Yang Yingjian, Wang Shicong, Zeng Nanrong, Duan Wenxin, Chen Ziran, Liu Yang, Li Wei, Guo Yingwei, Chen Huai, Li Xian, Chen Rongchang, Kang Yan
College of Medicine and Biological Information Engineering, Northeastern University, Shenyang 110169, China.
College of Health Science and Environmental Engineering, Shenzhen Technology University, Shenzhen 518118, China.
Diagnostics (Basel). 2022 Sep 20;12(10):2274. doi: 10.3390/diagnostics12102274.
Chronic obstructive pulmonary disease (COPD) is a preventable, treatable, progressive chronic disease characterized by persistent airflow limitation. Patients with COPD deserve special consideration regarding treatment in this fragile population for preclinical health management. Therefore, this paper proposes a novel lung radiomics combination vector generated by a generalized linear model (GLM) and Lasso algorithm for COPD stage classification based on an auto-metric graph neural network (AMGNN) with a meta-learning strategy. Firstly, the parenchyma images were segmented from chest high-resolution computed tomography (HRCT) images by ResU-Net. Second, lung radiomics features are extracted from the parenchyma images by PyRadiomics. Third, a novel lung radiomics combination vector (3 + 106) is constructed by the GLM and Lasso algorithm for determining the radiomics risk factors (K = 3) and radiomics node features (d = 106). Last, the COPD stage is classified based on the AMGNN. The results show that compared with the convolutional neural networks and machine learning models, the AMGNN based on constructed novel lung radiomics combination vector performs best, achieving an accuracy of 0.943, precision of 0.946, recall of 0.943, F1-score of 0.943, and ACU of 0.984. Furthermore, it is found that our method is effective for COPD stage classification.

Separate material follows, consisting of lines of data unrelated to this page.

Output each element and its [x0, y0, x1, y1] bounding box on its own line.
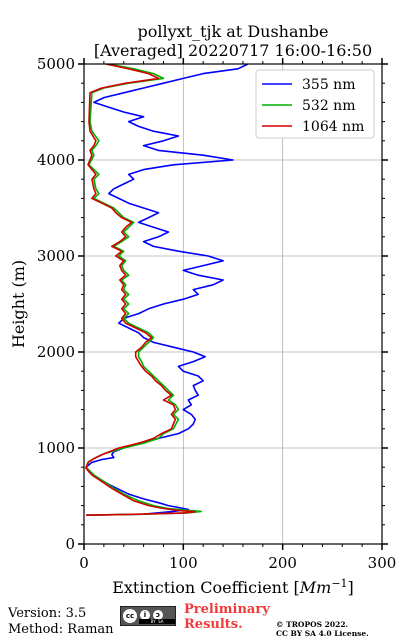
copyright-notice: © TROPOS 2022. CC BY SA 4.0 License. [276, 620, 369, 638]
chart-subtitle: [Averaged] 20220717 16:00-16:50 [93, 41, 373, 60]
copyright-line-2: CC BY SA 4.0 License. [276, 629, 369, 638]
y-tick-label: 2000 [37, 343, 75, 361]
legend-label: 355 nm [302, 77, 355, 93]
series-line-1064-nm [85, 64, 197, 516]
share-alike-icon: ↄ [153, 610, 163, 620]
preliminary-line-1: Preliminary [184, 602, 270, 617]
attribution-icon: i [140, 610, 150, 620]
method-label: Method: Raman [8, 622, 114, 637]
chart-title: pollyxt_tjk at Dushanbe [137, 22, 329, 41]
preliminary-line-2: Results. [184, 617, 243, 632]
y-tick-label: 1000 [37, 439, 75, 457]
y-tick-label: 5000 [37, 55, 75, 73]
series-line-532-nm [85, 64, 202, 516]
y-tick-label: 3000 [37, 247, 75, 265]
cc-badge-caption: BY SA [139, 619, 175, 624]
cc-icon: cc [123, 609, 137, 623]
y-axis-label: Height (m) [9, 260, 28, 348]
x-tick-label: 0 [79, 554, 89, 572]
version-label: Version: 3.5 [8, 606, 87, 621]
legend-box [255, 69, 375, 139]
series-line-355-nm [85, 64, 249, 516]
y-tick-label: 0 [65, 535, 75, 553]
plot-frame [83, 63, 383, 545]
legend-label: 1064 nm [302, 119, 364, 135]
x-tick-label: 100 [169, 554, 198, 572]
y-tick-label: 4000 [37, 151, 75, 169]
copyright-line-1: © TROPOS 2022. [276, 620, 349, 629]
preliminary-notice: Preliminary Results. [184, 602, 279, 632]
x-axis-label: Extinction Coefficient [Mm−1] [112, 577, 354, 597]
cc-license-badge: cc i ↄ BY SA [120, 606, 176, 626]
x-tick-label: 200 [268, 554, 297, 572]
x-tick-label: 300 [368, 554, 397, 572]
legend-label: 532 nm [302, 98, 355, 114]
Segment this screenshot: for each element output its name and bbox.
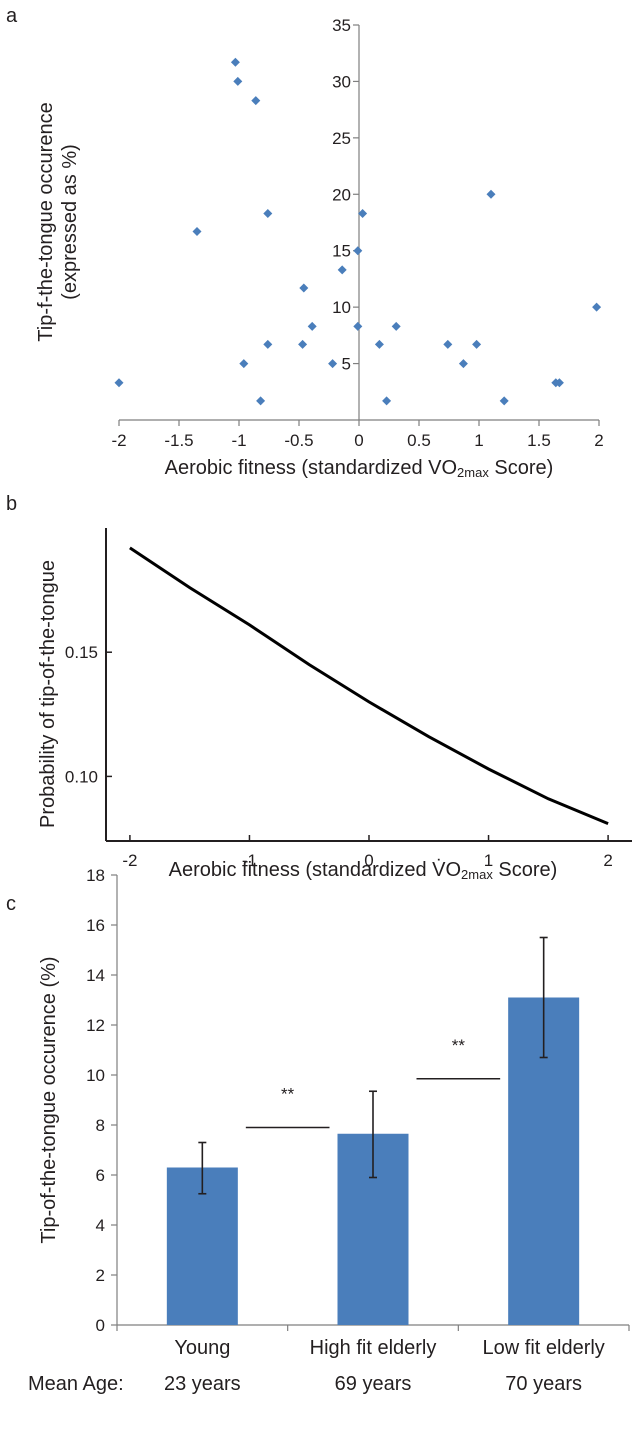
panel-c-category-label: Young (174, 1337, 230, 1359)
panel-a-data-point (472, 339, 482, 349)
panel-c-y-tick-label: 18 (86, 866, 105, 885)
panel-c-label: c (6, 893, 16, 915)
panel-c-y-tick-label: 12 (86, 1016, 105, 1035)
panel-a-x-title: Aerobic fitness (standardized VO2max Sco… (165, 457, 554, 480)
panel-b-x-ticks: -2 -1 0 1 2 (122, 835, 613, 870)
panel-a-y-tick-label: 35 (332, 16, 351, 35)
panel-a-data-point (374, 339, 384, 349)
panel-a-data-point (592, 302, 602, 312)
panel-a-y-tick-label: 20 (332, 185, 351, 204)
panel-c-category-label: High fit elderly (310, 1337, 437, 1359)
panel-a-data-point (192, 227, 202, 237)
panel-c-mean-age-label: Mean Age: (28, 1373, 124, 1395)
panel-a-data-point (458, 359, 468, 369)
panel-a-data-point (554, 378, 564, 388)
panel-a-data-point (486, 189, 496, 199)
panel-a-x-tick-label: -0.5 (284, 431, 313, 450)
panel-a-data-point (233, 76, 243, 86)
panel-c-mean-age-value: 69 years (335, 1373, 412, 1395)
panel-a-data-point (337, 265, 347, 275)
panel-b-x-tick-label: 0 (364, 851, 373, 870)
panel-b-y-tick-label: 0.15 (65, 643, 98, 662)
panel-b-y-tick-label: 0.10 (65, 767, 98, 786)
panel-a-data-point (256, 396, 266, 406)
panel-c-y-tick-label: 0 (96, 1316, 105, 1335)
panel-a-data-point (499, 396, 509, 406)
panel-a-points (114, 57, 602, 406)
panel-b-label: b (6, 493, 17, 515)
panel-a-scatter: a -2 -1.5 -1 -0.5 0 0.5 1 1.5 2 5 10 15 20 25 30 35 Ae… (6, 5, 604, 480)
panel-b-y-title: Probability of tip-of-the-tongue (37, 560, 59, 828)
panel-a-x-tick-label: -1.5 (164, 431, 193, 450)
panel-b-x-tick-label: -2 (122, 851, 137, 870)
panel-a-y-tick-label: 15 (332, 242, 351, 261)
panel-c-y-tick-label: 4 (96, 1216, 105, 1235)
panel-b-x-tick-label: 1 (484, 851, 493, 870)
panel-b-x-tick-label: 2 (603, 851, 612, 870)
panel-c-category-labels: Young 23 years High fit elderly 69 years Low… (164, 1337, 605, 1395)
panel-c-mean-age-value: 70 years (505, 1373, 582, 1395)
panel-a-data-point (298, 339, 308, 349)
panel-a-data-point (443, 339, 453, 349)
panel-c-y-tick-label: 2 (96, 1266, 105, 1285)
panel-a-y-ticks: 5 10 15 20 25 30 35 (332, 16, 359, 374)
panel-a-y-tick-label: 30 (332, 72, 351, 91)
panel-c-bars (166, 936, 580, 1325)
panel-a-y-title-line1: Tip-f-the-tongue occurence (35, 102, 57, 341)
panel-c-significance: ** ** (245, 1036, 501, 1129)
panel-c-y-tick-label: 8 (96, 1116, 105, 1135)
panel-a-x-tick-label: 1.5 (527, 431, 551, 450)
panel-a-x-tick-label: -1 (231, 431, 246, 450)
panel-a-y-title-line2: (expressed as %) (59, 144, 81, 300)
panel-a-y-tick-label: 10 (332, 298, 351, 317)
panel-a-data-point (328, 359, 338, 369)
panel-a-x-tick-label: 0.5 (407, 431, 431, 450)
panel-c-y-ticks: 0 2 4 6 8 10 12 14 16 18 (86, 866, 117, 1335)
panel-a-x-tick-label: -2 (111, 431, 126, 450)
panel-a-data-point (382, 396, 392, 406)
panel-a-data-point (353, 321, 363, 331)
panel-a-data-point (114, 378, 124, 388)
panel-c-significance-stars: ** (281, 1085, 295, 1104)
panel-a-label: a (6, 5, 18, 27)
panel-a-data-point (251, 96, 261, 106)
panel-b-x-title: Aerobic fitness (standardized V̇O2max Sc… (169, 859, 558, 882)
panel-a-x-ticks: -2 -1.5 -1 -0.5 0 0.5 1 1.5 2 (111, 420, 604, 450)
panel-a-data-point (263, 339, 273, 349)
panel-c-category-label: Low fit elderly (483, 1337, 605, 1359)
panel-c-y-tick-label: 16 (86, 916, 105, 935)
panel-a-data-point (239, 359, 249, 369)
panel-a-data-point (263, 208, 273, 218)
panel-a-y-tick-label: 5 (342, 355, 351, 374)
panel-a-data-point (307, 321, 317, 331)
panel-c-mean-age-value: 23 years (164, 1373, 241, 1395)
panel-a-data-point (358, 208, 368, 218)
panel-a-data-point (230, 57, 240, 67)
panel-c-x-ticks (116, 1325, 630, 1331)
panel-a-y-tick-label: 25 (332, 129, 351, 148)
panel-c-significance-stars: ** (452, 1036, 466, 1055)
panel-a-x-tick-label: 0 (354, 431, 363, 450)
panel-c-y-tick-label: 10 (86, 1066, 105, 1085)
panel-b-line: b -2 -1 0 1 2 0.10 0.15 Aerobic fitness (stan… (6, 493, 632, 882)
panel-c-bar: c 0 2 4 6 8 10 12 14 16 18 ** ** Young 23 years High… (6, 866, 630, 1395)
panel-b-y-ticks: 0.10 0.15 (65, 643, 112, 786)
panel-c-y-title: Tip-of-the-tongue occurence (%) (38, 956, 60, 1243)
panel-a-x-tick-label: 2 (594, 431, 603, 450)
panel-b-series-line (129, 546, 609, 825)
panel-c-y-tick-label: 14 (86, 966, 105, 985)
panel-a-data-point (353, 246, 363, 256)
panel-a-x-tick-label: 1 (474, 431, 483, 450)
panel-b-x-tick-label: -1 (242, 851, 257, 870)
panel-a-data-point (299, 283, 309, 293)
panel-a-data-point (391, 321, 401, 331)
panel-c-y-tick-label: 6 (96, 1166, 105, 1185)
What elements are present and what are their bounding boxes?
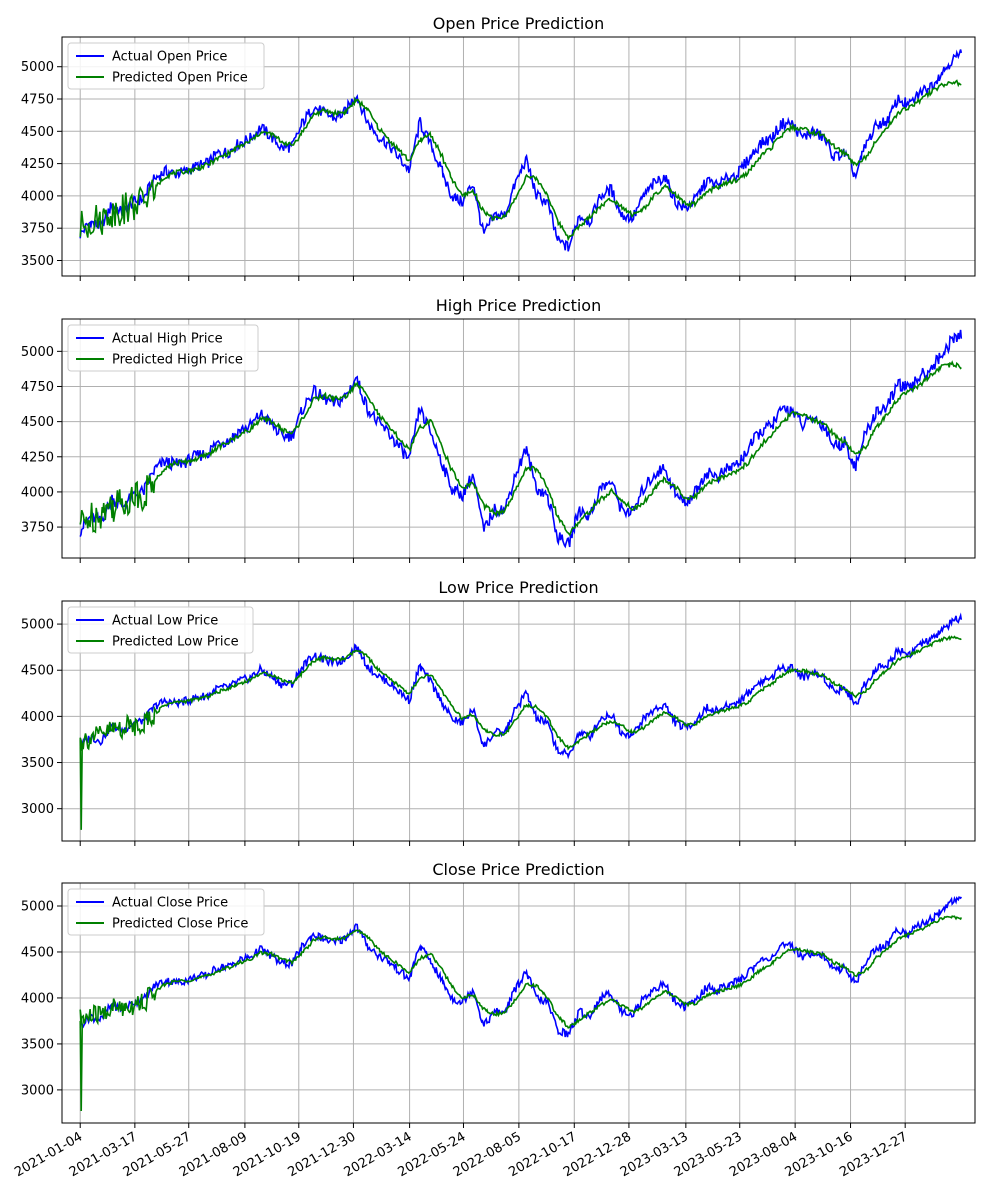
legend-entry: Predicted Open Price <box>112 71 248 86</box>
y-tick-label: 3500 <box>21 1037 54 1052</box>
y-tick-label: 4500 <box>21 945 54 960</box>
legend-entry: Actual Low Price <box>112 614 218 629</box>
series-line-predicted <box>79 915 963 1112</box>
chart-panel-2: High Price Prediction 3750 4000 4250 4500 475… <box>21 296 976 563</box>
series-line-predicted <box>79 360 962 537</box>
y-tick-label: 5000 <box>21 618 54 633</box>
y-tick-label: 4000 <box>21 189 54 204</box>
y-tick-label: 3750 <box>21 222 54 237</box>
legend-box <box>67 42 265 90</box>
y-tick-label: 4000 <box>21 485 54 500</box>
y-tick-label: 4750 <box>21 380 54 395</box>
y-tick-label: 4500 <box>21 125 54 140</box>
chart-panel-1: Open Price Prediction 3500 3750 4000 4250 450… <box>21 14 976 281</box>
legend-box <box>67 888 265 936</box>
legend-box <box>67 324 259 372</box>
axes-frame <box>61 882 976 1124</box>
y-tick-label: 3500 <box>21 254 54 269</box>
y-tick-label: 5000 <box>21 60 54 75</box>
series-line-predicted <box>79 79 962 242</box>
y-tick-label: 3000 <box>21 802 54 817</box>
series-line-actual <box>79 612 963 760</box>
y-tick-label: 3000 <box>21 1083 54 1098</box>
y-tick-label: 3750 <box>21 521 54 536</box>
chart-title: High Price Prediction <box>436 296 601 315</box>
y-tick-label: 5000 <box>21 899 54 914</box>
axes-frame <box>61 36 976 277</box>
y-tick-label: 5000 <box>21 345 54 360</box>
series-line-actual <box>79 329 963 549</box>
chart-title: Close Price Prediction <box>432 860 604 879</box>
y-tick-label: 4250 <box>21 450 54 465</box>
legend-entry: Actual Open Price <box>112 50 227 65</box>
chart-panel-4: Close Price Prediction2021-01-042021-03-… <box>12 860 976 1180</box>
y-tick-label: 4500 <box>21 664 54 679</box>
y-tick-label: 4000 <box>21 710 54 725</box>
legend-entry: Actual Close Price <box>112 896 228 911</box>
y-tick-label: 4750 <box>21 93 54 108</box>
legend-entry: Actual High Price <box>112 332 223 347</box>
legend-entry: Predicted Close Price <box>112 917 248 932</box>
chart-title: Open Price Prediction <box>433 14 604 33</box>
chart-title: Low Price Prediction <box>438 578 598 597</box>
axes-frame <box>61 318 976 559</box>
legend-entry: Predicted Low Price <box>112 635 239 650</box>
y-tick-label: 4250 <box>21 157 54 172</box>
axes-frame <box>61 600 976 842</box>
y-tick-label: 4500 <box>21 415 54 430</box>
series-line-predicted <box>79 635 962 830</box>
chart-panel-3: Low Price Prediction 3000 3500 4000 4500 5000… <box>21 578 976 846</box>
legend-box <box>67 606 254 654</box>
y-tick-label: 4000 <box>21 991 54 1006</box>
y-tick-label: 3500 <box>21 756 54 771</box>
legend-entry: Predicted High Price <box>112 353 243 368</box>
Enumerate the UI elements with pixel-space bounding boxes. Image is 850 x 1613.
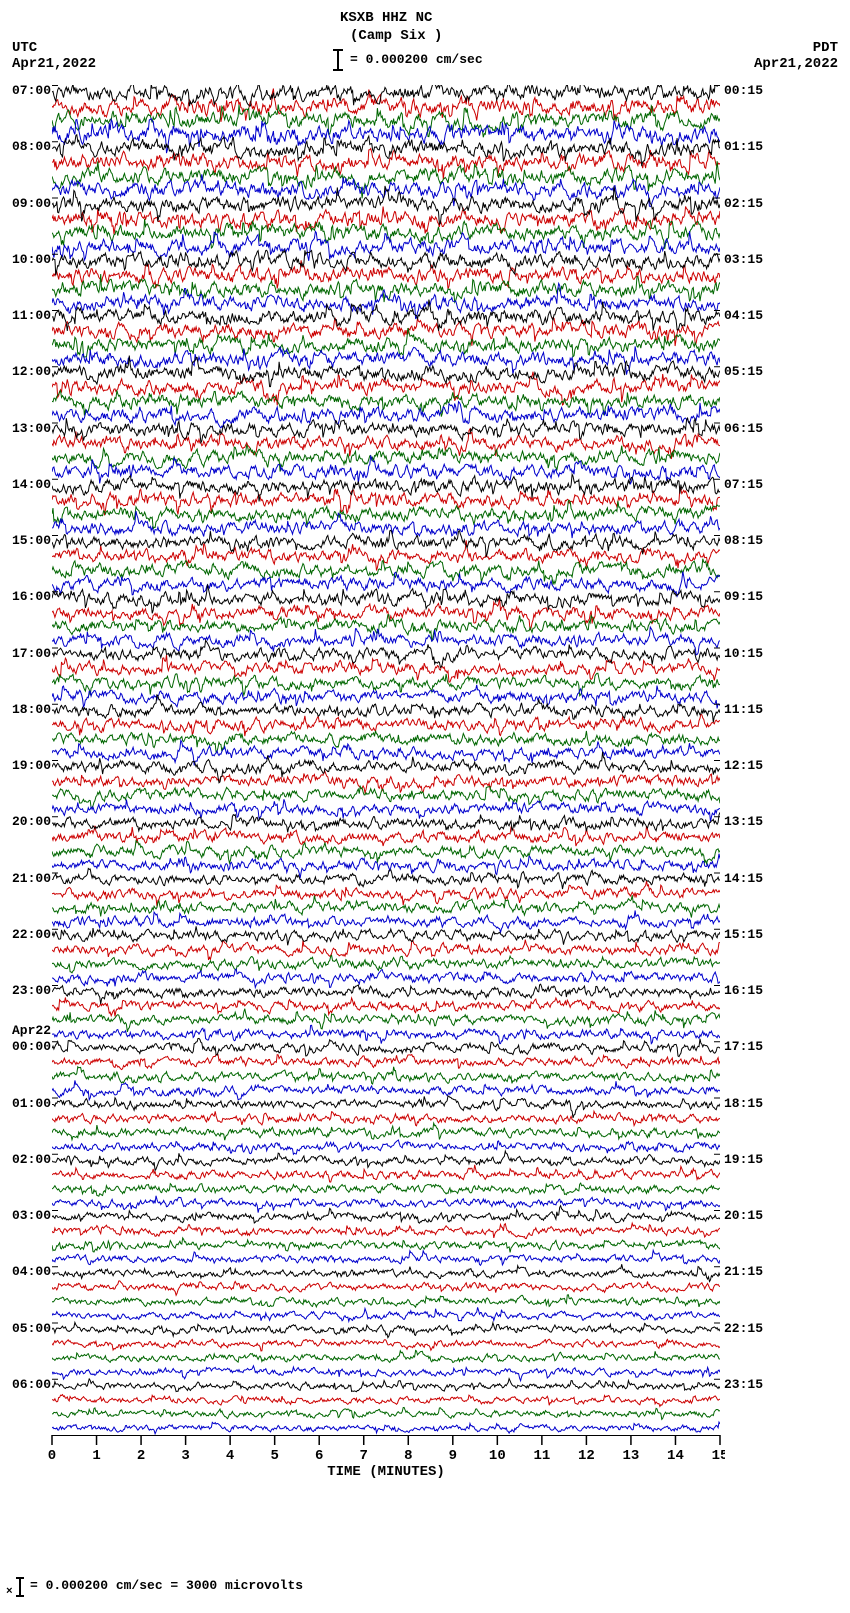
left-hour-label: 13:00 [12, 421, 51, 436]
left-hour-label: 03:00 [12, 1208, 51, 1223]
left-day-break: Apr22 [12, 1023, 51, 1038]
left-hour-label: 05:00 [12, 1321, 51, 1336]
right-hour-label: 03:15 [724, 252, 763, 267]
right-hour-label: 23:15 [724, 1377, 763, 1392]
x-tick-label: 9 [449, 1448, 457, 1464]
svg-text:×: × [6, 1586, 13, 1598]
x-tick-label: 8 [404, 1448, 412, 1464]
x-tick-label: 0 [48, 1448, 56, 1464]
right-hour-label: 02:15 [724, 196, 763, 211]
left-hour-label: 08:00 [12, 139, 51, 154]
right-tz: PDT [813, 40, 838, 56]
right-hour-label: 20:15 [724, 1208, 763, 1223]
left-hour-label: 02:00 [12, 1152, 51, 1167]
right-hour-label: 09:15 [724, 589, 763, 604]
x-tick-label: 12 [578, 1448, 595, 1464]
left-hour-label: 04:00 [12, 1264, 51, 1279]
right-hour-label: 01:15 [724, 139, 763, 154]
x-tick-label: 13 [623, 1448, 640, 1464]
left-hour-label: 11:00 [12, 308, 51, 323]
right-hour-label: 14:15 [724, 871, 763, 886]
x-tick-label: 10 [489, 1448, 506, 1464]
x-axis-label: TIME (MINUTES) [327, 1464, 445, 1480]
x-tick-label: 3 [181, 1448, 189, 1464]
right-hour-label: 18:15 [724, 1096, 763, 1111]
right-hour-label: 06:15 [724, 421, 763, 436]
x-tick-label: 6 [315, 1448, 323, 1464]
left-hour-label: 01:00 [12, 1096, 51, 1111]
x-tick-label: 2 [137, 1448, 145, 1464]
right-hour-label: 04:15 [724, 308, 763, 323]
left-hour-label: 22:00 [12, 927, 51, 942]
x-tick-label: 7 [360, 1448, 368, 1464]
left-hour-label: 17:00 [12, 646, 51, 661]
right-hour-label: 21:15 [724, 1264, 763, 1279]
station-title: KSXB HHZ NC [340, 10, 432, 26]
site-title: (Camp Six ) [350, 28, 442, 44]
right-hour-label: 00:15 [724, 83, 763, 98]
right-hour-label: 05:15 [724, 364, 763, 379]
scale-bar-icon [330, 48, 346, 72]
scale-text: = 0.000200 cm/sec [350, 52, 483, 67]
right-hour-label: 16:15 [724, 983, 763, 998]
right-date: Apr21,2022 [754, 56, 838, 72]
x-tick-label: 14 [667, 1448, 684, 1464]
footer-scale-bar-icon: × [6, 1576, 28, 1600]
left-hour-label: 20:00 [12, 814, 51, 829]
right-hour-label: 19:15 [724, 1152, 763, 1167]
right-hour-label: 22:15 [724, 1321, 763, 1336]
left-hour-label: 10:00 [12, 252, 51, 267]
right-hour-label: 15:15 [724, 927, 763, 942]
left-tz: UTC [12, 40, 37, 56]
left-hour-label: 21:00 [12, 871, 51, 886]
right-hour-label: 10:15 [724, 646, 763, 661]
footer-text: = 0.000200 cm/sec = 3000 microvolts [30, 1578, 303, 1593]
left-date: Apr21,2022 [12, 56, 96, 72]
left-hour-label: 16:00 [12, 589, 51, 604]
helicorder-plot [52, 85, 720, 1435]
right-hour-label: 08:15 [724, 533, 763, 548]
right-hour-label: 12:15 [724, 758, 763, 773]
x-tick-label: 4 [226, 1448, 234, 1464]
left-hour-label: 14:00 [12, 477, 51, 492]
left-hour-label: 09:00 [12, 196, 51, 211]
right-hour-label: 17:15 [724, 1039, 763, 1054]
left-hour-label: 23:00 [12, 983, 51, 998]
left-hour-label: 00:00 [12, 1039, 51, 1054]
x-axis: 0123456789101112131415TIME (MINUTES) [47, 1435, 725, 1481]
left-hour-label: 15:00 [12, 533, 51, 548]
left-hour-label: 18:00 [12, 702, 51, 717]
left-hour-label: 12:00 [12, 364, 51, 379]
left-hour-label: 07:00 [12, 83, 51, 98]
right-hour-label: 11:15 [724, 702, 763, 717]
x-tick-label: 11 [533, 1448, 550, 1464]
x-tick-label: 1 [92, 1448, 100, 1464]
x-tick-label: 15 [712, 1448, 725, 1464]
left-hour-label: 19:00 [12, 758, 51, 773]
right-hour-label: 07:15 [724, 477, 763, 492]
right-hour-label: 13:15 [724, 814, 763, 829]
left-hour-label: 06:00 [12, 1377, 51, 1392]
x-tick-label: 5 [270, 1448, 278, 1464]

慢性阻塞性肺疾病(COPD)是一种可预防、可治疗的进行性慢性疾病,其特征为持续气流受限。对于这一脆弱人群的临床前健康管理而言,COPD患者在治疗方面值得特别关注。因此,本文基于具有元学习策略的自动度量图神经网络(AMGNN),提出了一种由广义线性模型(GLM)和套索算法生成的用于COPD阶段分类的新型肺影像组学组合向量。首先,通过ResU-Net从胸部高分辨率计算机断层扫描(HRCT)图像中分割出实质图像。其次,利用PyRadiomics从实质图像中提取肺影像组学特征。第三,通过GLM和套索算法构建一种新型肺影像组学组合向量(3 + 106),以确定影像组学风险因素(K = 3)和影像组学节点特征(d = 106)。最后,基于AMGNN对COPD阶段进行分类。结果表明,与卷积神经网络和机器学习模型相比,基于构建的新型肺影像组学组合向量的AMGNN表现最佳,准确率达到0.943,精确率为0.946,召回率为0.943,F1分数为0.943,曲线下面积(ACU)为0.984。此外,研究发现我们的方法对COPD阶段分类是有效的。